Footprint 6: Screen Capture Visibility
SetWindowDisplayAffinity(hwnd, WDA_EXCLUDEFROMCAPTURE) is applied to all three windows. This Win32 API call instructs the Windows Display Infrastructure to exclude these windows from all capture output. The exclusion happens at the compositor level — before any screen capture tool sees the pixel data.
Zoom, Google Meet, Microsoft Teams, OBS, Windows Snipping Tool, third-party screenshot utilities — none of them can capture these windows. The windows exist in a capture-excluded layer that only the local display renders.
The Live Interview Scenario
To make this concrete, walk through a realistic scenario:
You're 30 minutes into a coding interview on CoderPad. The interviewer is on Zoom. They ask you to share your entire screen. You share it.
What the interviewer sees: Your desktop. CoderPad in a browser tab. The Zoom call window. Your text editor if you have one open. Nothing else. No overlay. No extra windows. No taskbar buttons. No browser extensions. A clean, normal-looking developer workstation.
What you see: Everything the interviewer sees, plus the faFAANG overlay positioned alongside your code. The pane window shows AI-generated suggestions. The control window is available for commands. The pane_history window holds previous responses.

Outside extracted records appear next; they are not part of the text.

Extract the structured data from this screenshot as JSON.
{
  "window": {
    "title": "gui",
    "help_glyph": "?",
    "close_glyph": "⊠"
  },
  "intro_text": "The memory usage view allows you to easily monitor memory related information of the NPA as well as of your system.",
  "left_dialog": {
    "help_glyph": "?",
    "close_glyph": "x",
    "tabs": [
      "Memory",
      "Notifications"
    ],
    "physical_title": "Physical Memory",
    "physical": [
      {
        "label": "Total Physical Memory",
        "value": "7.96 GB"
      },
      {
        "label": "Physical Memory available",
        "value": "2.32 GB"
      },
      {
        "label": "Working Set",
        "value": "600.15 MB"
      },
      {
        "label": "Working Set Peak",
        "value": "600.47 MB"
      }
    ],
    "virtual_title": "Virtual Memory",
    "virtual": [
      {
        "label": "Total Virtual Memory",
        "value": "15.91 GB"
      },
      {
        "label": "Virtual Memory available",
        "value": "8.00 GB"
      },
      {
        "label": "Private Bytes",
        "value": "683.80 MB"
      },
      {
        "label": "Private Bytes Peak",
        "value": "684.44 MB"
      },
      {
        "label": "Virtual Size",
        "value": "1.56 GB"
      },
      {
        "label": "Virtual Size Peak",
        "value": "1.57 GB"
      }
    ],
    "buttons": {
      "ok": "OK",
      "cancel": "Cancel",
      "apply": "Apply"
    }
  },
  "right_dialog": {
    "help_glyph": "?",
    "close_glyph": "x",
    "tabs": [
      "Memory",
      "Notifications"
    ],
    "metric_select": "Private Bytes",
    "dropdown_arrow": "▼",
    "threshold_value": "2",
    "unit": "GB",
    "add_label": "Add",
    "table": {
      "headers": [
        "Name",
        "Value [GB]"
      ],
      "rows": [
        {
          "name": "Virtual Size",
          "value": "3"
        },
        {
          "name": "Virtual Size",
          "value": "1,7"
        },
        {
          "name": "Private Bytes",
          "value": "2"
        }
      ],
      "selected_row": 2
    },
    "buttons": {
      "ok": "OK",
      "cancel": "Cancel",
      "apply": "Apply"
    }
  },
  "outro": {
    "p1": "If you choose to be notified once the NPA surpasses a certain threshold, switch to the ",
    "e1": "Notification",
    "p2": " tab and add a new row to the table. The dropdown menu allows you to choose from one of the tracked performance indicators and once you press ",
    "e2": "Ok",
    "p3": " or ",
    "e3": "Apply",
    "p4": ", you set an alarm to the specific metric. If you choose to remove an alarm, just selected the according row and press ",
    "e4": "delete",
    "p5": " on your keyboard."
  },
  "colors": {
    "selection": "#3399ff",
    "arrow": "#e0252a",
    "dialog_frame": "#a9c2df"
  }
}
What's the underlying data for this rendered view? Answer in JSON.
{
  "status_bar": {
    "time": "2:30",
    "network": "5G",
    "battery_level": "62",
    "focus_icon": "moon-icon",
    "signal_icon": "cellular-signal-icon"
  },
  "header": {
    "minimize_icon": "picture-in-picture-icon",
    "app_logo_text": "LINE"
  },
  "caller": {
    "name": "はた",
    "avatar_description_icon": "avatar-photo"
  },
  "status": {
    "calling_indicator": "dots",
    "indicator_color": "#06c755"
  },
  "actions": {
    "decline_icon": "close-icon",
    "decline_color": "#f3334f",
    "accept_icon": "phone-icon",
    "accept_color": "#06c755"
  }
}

The overlay exists in a capture-excluded layer that only your local display renders. The Zoom capture pipeline never sees these pixels. They are excluded at the Windows Display Infrastructure level before the capture API can access them.
The interviewer asks you to Alt+Tab. You do. They see your open windows — the browser, Zoom, maybe VS Code. faFAANG's windows don't appear in the Alt+Tab list because they're configured with skipTaskbar: true and no standard window properties that would surface them in the task switcher.
The Zero Footprint Checklist
| Footprint Type | Browser Tools | Typical Desktop Tools | faFAANG |
|---|---|---|---|
| Taskbar entry | Browser tab visible | Taskbar button | skipTaskbar: true |
| Window chrome | Browser chrome visible | Varies | Frameless + transparent |
| Browser tab | Always present | N/A | N/A — native app |
| Extension icon | Toolbar icon visible | N/A | N/A — not an extension |
| Click target | Clickable, steals focus | Usually clickable | Click-through by default |
| Screen capture | Fully captured | Usually captured | WDA_EXCLUDEFROMCAPTURE |
Zero footprint isn't achieved by hiding a window. It's achieved by building a window that Windows itself agrees should not be shown. That's what faFAANG does.